Rothwell P M, Eliasziw M, Gutnikov S A, Warlow C P, Barnett H J M
Stroke Prevention Research Unit, University Department of Clinical Neurology, Radcliffe Infirmary, Oxford OX2 6HE, UK.
Lancet. 2004 Mar 20;363(9413):915-24. doi: 10.1016/S0140-6736(04)15785-1.
Carotid endarterectomy reduces the risk of stroke in patients with recently symptomatic stenosis. Benefit depends on the degree of stenosis, and we aimed to see whether it might also depend on other clinical and angiographic characteristics, and on the timing of surgery.
We analysed pooled data from the European Carotid Surgery Trial and North American Symptomatic Carotid Endarterectomy Trial. The risk of ipsilateral ischaemic stroke for patients on medical treatment, the perioperative risk of stroke and death, and the overall benefit from surgery were determined in relation to seven predefined and seven post hoc subgroups.
5893 patients with 33000 patient-years of follow-up were analysed. Sex (p=0.003), age (p=0.03), and time from the last symptomatic event to randomisation (p=0.009) modified the effectiveness of surgery. Benefit from surgery was greatest in men, patients aged 75 years or older, and those randomised within 2 weeks after their last ischaemic event, and fell rapidly with increasing delay. For patients with 50% or higher stenosis, the number of patients needed to undergo surgery (ie, number needed to treat) to prevent one ipsilateral stroke in 5 years was nine for men versus 36 for women, five for age 75 years or older versus 18 for younger than 65 years, and five for those randomised within 2 weeks after their last ischaemic event, versus 125 for patients randomised after more than 12 weeks. These results were consistent across the individual trials.
Benefit from endarterectomy depends not only on the degree of carotid stenosis, but also on several other clinical characteristics such as delay to surgery after the presenting event. Ideally, the procedure should be done within 2 weeks of the patient's last symptoms.
颈动脉内膜切除术可降低近期有症状性狭窄患者的中风风险。获益程度取决于狭窄程度,我们旨在探究其是否还取决于其他临床和血管造影特征以及手术时机。
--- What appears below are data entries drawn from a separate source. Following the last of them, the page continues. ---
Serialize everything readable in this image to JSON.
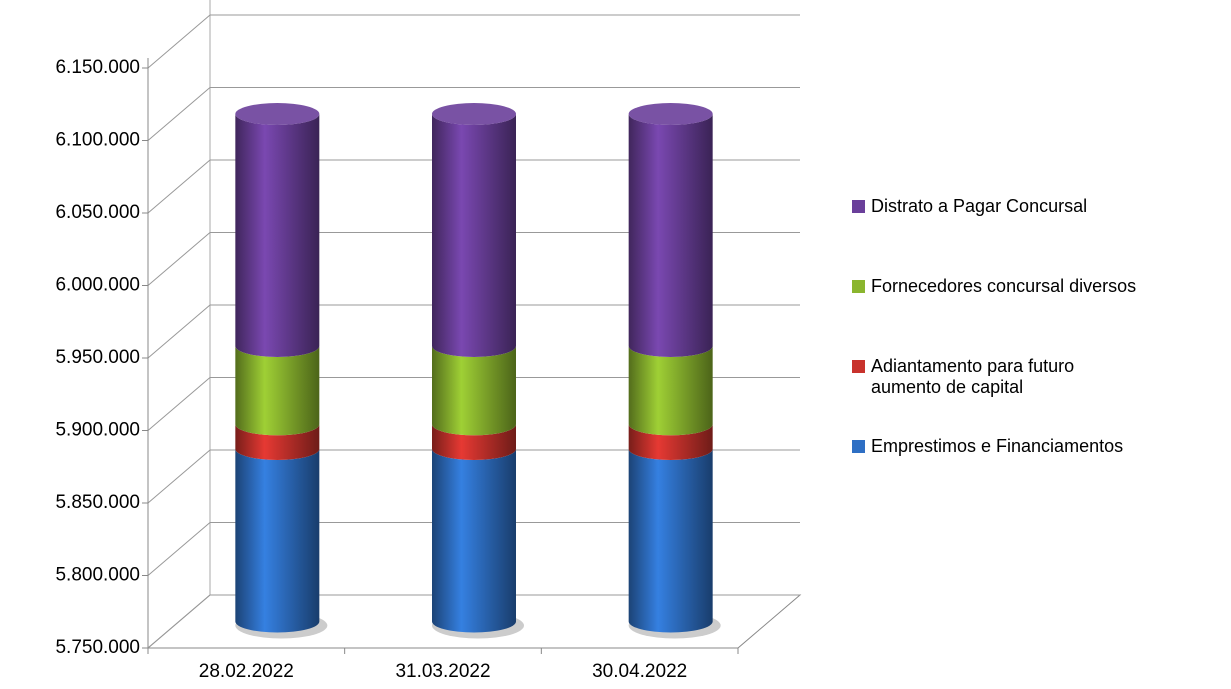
{
  "chart_data": {
    "type": "bar3d_stacked_cylinder",
    "categories": [
      "28.02.2022",
      "31.03.2022",
      "30.04.2022"
    ],
    "series": [
      {
        "name": "Emprestimos e Financiamentos",
        "color": "#2e6fc4",
        "values": [
          5869000,
          5869000,
          5869000
        ]
      },
      {
        "name": "Adiantamento para futuro aumento de capital",
        "color": "#c8322c",
        "values": [
          17000,
          17000,
          17000
        ]
      },
      {
        "name": "Fornecedores concursal diversos",
        "color": "#8ab52e",
        "values": [
          54000,
          54000,
          54000
        ]
      },
      {
        "name": "Distrato a Pagar Concursal",
        "color": "#6a3f9a",
        "values": [
          160000,
          160000,
          160000
        ]
      }
    ],
    "ylim": [
      5750000,
      6150000
    ],
    "yticks": [
      {
        "value": 5750000,
        "label": "5.750.000"
      },
      {
        "value": 5800000,
        "label": "5.800.000"
      },
      {
        "value": 5850000,
        "label": "5.850.000"
      },
      {
        "value": 5900000,
        "label": "5.900.000"
      },
      {
        "value": 5950000,
        "label": "5.950.000"
      },
      {
        "value": 6000000,
        "label": "6.000.000"
      },
      {
        "value": 6050000,
        "label": "6.050.000"
      },
      {
        "value": 6100000,
        "label": "6.100.000"
      },
      {
        "value": 6150000,
        "label": "6.150.000"
      }
    ],
    "grid": true,
    "legend": "right"
  }
}
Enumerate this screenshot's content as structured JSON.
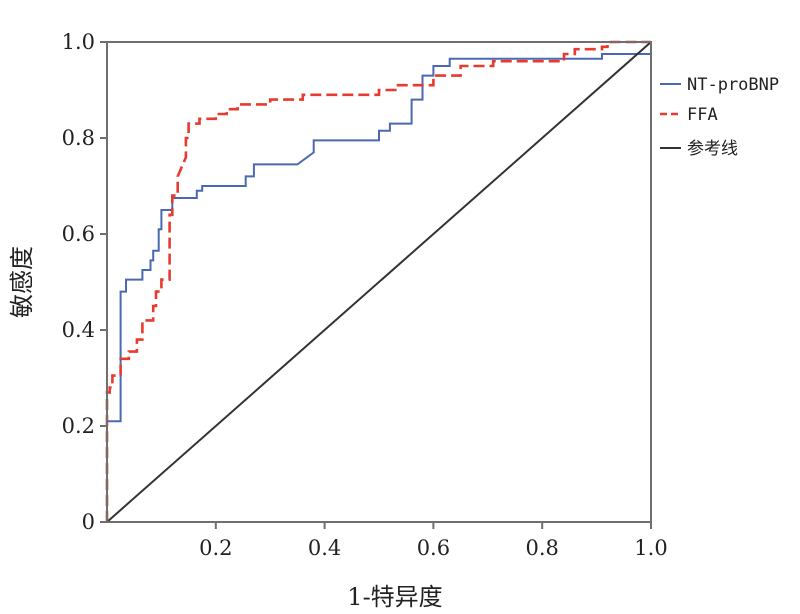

我们分析了欧洲颈动脉外科试验和北美有症状颈动脉内膜切除术试验的汇总数据。针对七个预先定义的亚组和七个事后分析的亚组,确定了接受药物治疗患者的同侧缺血性中风风险、围手术期中风和死亡风险以及手术的总体获益情况。
对5893例患者进行了分析,随访时间达33000患者年。性别(p = 0.003)、年龄(p = 0.03)以及从上一次有症状事件至随机分组的时间(p = 0.009)会改变手术效果。手术获益在男性、75岁及以上患者以及在上一次缺血事件后2周内随机分组的患者中最大,且随着时间延迟迅速下降。对于狭窄程度为50%或更高的患者,在5年内预防一例同侧中风所需接受手术的患者数量(即需治疗人数),男性为9例,女性为36例;75岁及以上患者为5例,65岁以下患者为18例;在上一次缺血事件后2周内随机分组的患者为5例,随机分组时间超过12周的患者为125例。这些结果在各个试验中是一致的。
内膜切除术的获益不仅取决于颈动脉狭窄程度,还取决于其他一些临床特征,如发病事件后至手术的延迟时间。理想情况下,该手术应在患者出现最后症状后的2周内进行。